Pat Holscher wrote:Dpuckey wrote:
Accents were clearly Hollywood Devonshire not real Devon, I used to live there. However with a really thick Devon accent full of dialect most people would probably not have understood a word they said!
I've never been to the UK, but things like this always amaze me. So even now a Devon accent is really distinct?
I've never been off the North American continent - except swimming- but this doesn't surprise me. Even here in the states, where television and radio have been eroding regional accents and colloquial expressions, they endure surprisingly well.
When I lived in New England you could often make a pretty good guess what town someone was from, if they grew up there. Some of them were subtle differences that you had to be attuned to but others were quite pronounced. Take, for instance, "Marblehead", with strong stress on the third syllable: definitely from Salem/Danvers or P´bd. Don't like the homogenization of language? "So don't I." (Malden/Medfd)

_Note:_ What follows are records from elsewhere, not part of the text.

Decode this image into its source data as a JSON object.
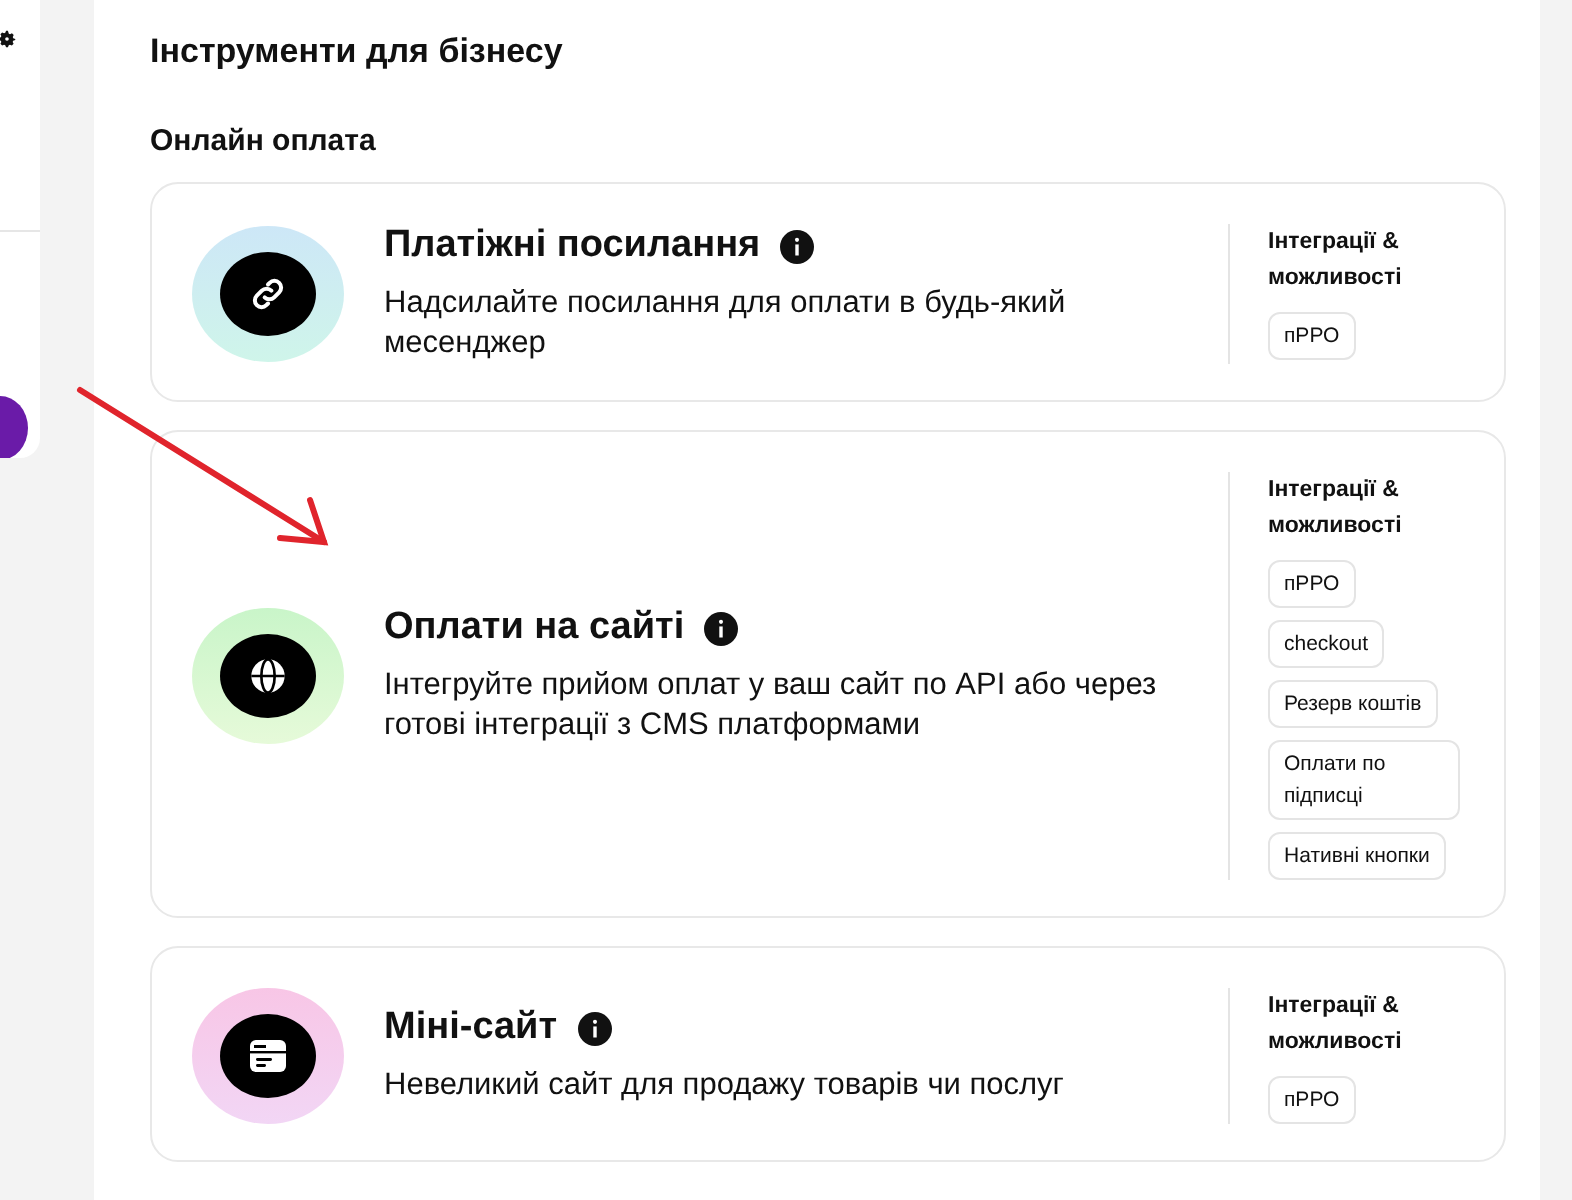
{
  "page_title": "Інструменти для бізнесу",
  "section_title": "Онлайн оплата",
  "products": [
    {
      "kind": "link",
      "title": "Платіжні посилання",
      "description": "Надсилайте посилання для оплати в будь-який месенджер",
      "features_heading": "Інтеграції & можливості",
      "features": [
        "пРРО"
      ]
    },
    {
      "kind": "globe",
      "title": "Оплати на сайті",
      "description": "Інтегруйте прийом оплат у ваш сайт по API або через готові інтеграції з CMS платформами",
      "features_heading": "Інтеграції & можливості",
      "features": [
        "пРРО",
        "checkout",
        "Резерв коштів",
        "Оплати по підписці",
        "Нативні кнопки"
      ]
    },
    {
      "kind": "site",
      "title": "Міні-сайт",
      "description": "Невеликий сайт для продажу товарів чи послуг",
      "features_heading": "Інтеграції & можливості",
      "features": [
        "пРРО"
      ]
    }
  ]
}
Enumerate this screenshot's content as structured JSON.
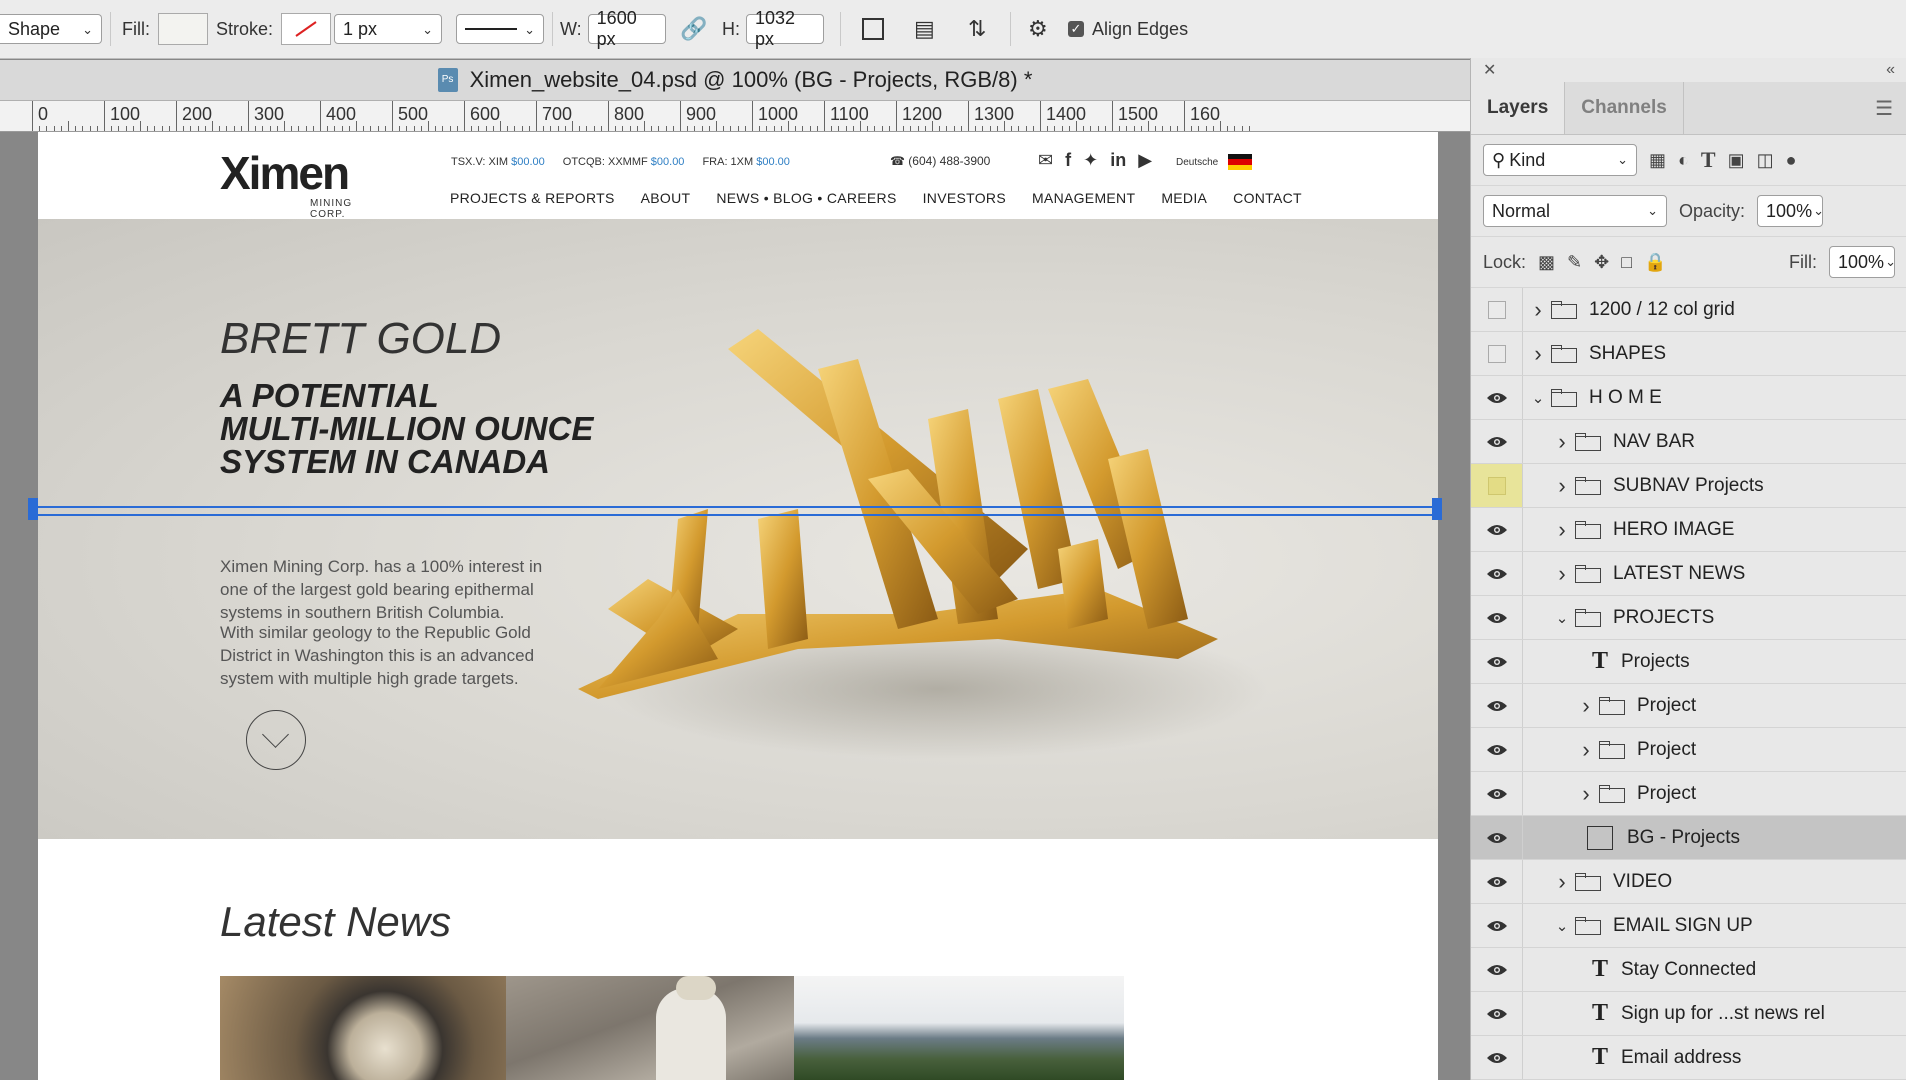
{
  "options_bar": {
    "tool_mode": "Shape",
    "fill_label": "Fill:",
    "stroke_label": "Stroke:",
    "stroke_width": "1 px",
    "w_label": "W:",
    "w_value": "1600 px",
    "h_label": "H:",
    "h_value": "1032 px",
    "align_edges_label": "Align Edges",
    "align_edges_checked": true
  },
  "document": {
    "tab_title": "Ximen_website_04.psd @ 100% (BG - Projects, RGB/8) *",
    "ps_icon": "Ps"
  },
  "ruler": {
    "labels": [
      "0",
      "100",
      "200",
      "300",
      "400",
      "500",
      "600",
      "700",
      "800",
      "900",
      "1000",
      "1100",
      "1200",
      "1300",
      "1400",
      "1500",
      "160"
    ]
  },
  "site": {
    "logo_text": "Ximen",
    "logo_sub": "MINING CORP.",
    "tickers": [
      {
        "label": "TSX.V: XIM",
        "value": "$00.00"
      },
      {
        "label": "OTCQB: XXMMF",
        "value": "$00.00"
      },
      {
        "label": "FRA: 1XM",
        "value": "$00.00"
      }
    ],
    "phone": "(604) 488-3900",
    "language": "Deutsche",
    "nav": [
      "PROJECTS & REPORTS",
      "ABOUT",
      "NEWS • BLOG • CAREERS",
      "INVESTORS",
      "MANAGEMENT",
      "MEDIA",
      "CONTACT"
    ],
    "hero": {
      "kicker": "BRETT GOLD",
      "headline_1": "A POTENTIAL",
      "headline_2": "MULTI-MILLION OUNCE",
      "headline_3": "SYSTEM IN CANADA",
      "para_1": "Ximen Mining Corp. has a 100% interest in one of the largest gold bearing epithermal systems in southern British Columbia.",
      "para_2": "With similar geology to the Republic Gold District in Washington this is an advanced system with multiple high grade targets."
    },
    "latest_news_title": "Latest News"
  },
  "panel": {
    "tabs": [
      "Layers",
      "Channels"
    ],
    "filter_kind": "Kind",
    "blend_mode": "Normal",
    "opacity_label": "Opacity:",
    "opacity_value": "100%",
    "lock_label": "Lock:",
    "fill_label": "Fill:",
    "fill_value": "100%",
    "layers": [
      {
        "name": "1200 / 12 col grid",
        "type": "folder",
        "indent": 0,
        "visible": false,
        "expanded": false
      },
      {
        "name": "SHAPES",
        "type": "folder",
        "indent": 0,
        "visible": false,
        "expanded": false
      },
      {
        "name": "H O M E",
        "type": "folder",
        "indent": 0,
        "visible": true,
        "expanded": true
      },
      {
        "name": "NAV BAR",
        "type": "folder",
        "indent": 1,
        "visible": true,
        "expanded": false
      },
      {
        "name": "SUBNAV Projects",
        "type": "folder",
        "indent": 1,
        "visible": false,
        "expanded": false,
        "highlight": "#e8e49a"
      },
      {
        "name": "HERO IMAGE",
        "type": "folder",
        "indent": 1,
        "visible": true,
        "expanded": false
      },
      {
        "name": "LATEST NEWS",
        "type": "folder",
        "indent": 1,
        "visible": true,
        "expanded": false
      },
      {
        "name": "PROJECTS",
        "type": "folder",
        "indent": 1,
        "visible": true,
        "expanded": true
      },
      {
        "name": "Projects",
        "type": "text",
        "indent": 2,
        "visible": true
      },
      {
        "name": "Project",
        "type": "folder",
        "indent": 2,
        "visible": true,
        "expanded": false
      },
      {
        "name": "Project",
        "type": "folder",
        "indent": 2,
        "visible": true,
        "expanded": false
      },
      {
        "name": "Project",
        "type": "folder",
        "indent": 2,
        "visible": true,
        "expanded": false
      },
      {
        "name": "BG - Projects",
        "type": "shape",
        "indent": 2,
        "visible": true,
        "selected": true
      },
      {
        "name": "VIDEO",
        "type": "folder",
        "indent": 1,
        "visible": true,
        "expanded": false
      },
      {
        "name": "EMAIL SIGN UP",
        "type": "folder",
        "indent": 1,
        "visible": true,
        "expanded": true
      },
      {
        "name": "Stay Connected",
        "type": "text",
        "indent": 2,
        "visible": true
      },
      {
        "name": "Sign up for ...st news rel",
        "type": "text",
        "indent": 2,
        "visible": true
      },
      {
        "name": "Email address",
        "type": "text",
        "indent": 2,
        "visible": true
      }
    ]
  },
  "colors": {
    "accent_blue": "#2a6bd6",
    "ticker_blue": "#2f7fc4",
    "selected_layer": "#c4c4c4",
    "gold": "#d9a43a"
  }
}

I don't know if that is still so, I lived there 30 years ago and things change as towns that were distinct entities, but only a few miles apart or abutting, become subsumed into the greater metropolitan area and take on the character of the suburb, which actually they are not, or were not. When I lived in Salem I knew young people who had never been to Boston, an hour away. Or if they had it was for some particular reason. Otherwise, what for? An extreme example of this: I had a talk one time with a man out west (Spenser, Mass). He was 85 and his one big journey, by horse, which he remembered in detail, had been to East Brimfield, less than 20 miles away. To him, Boston was a foreign mystery. I'm not poking fun here, far from it: he was a very interesting fellow and we talked long into the night.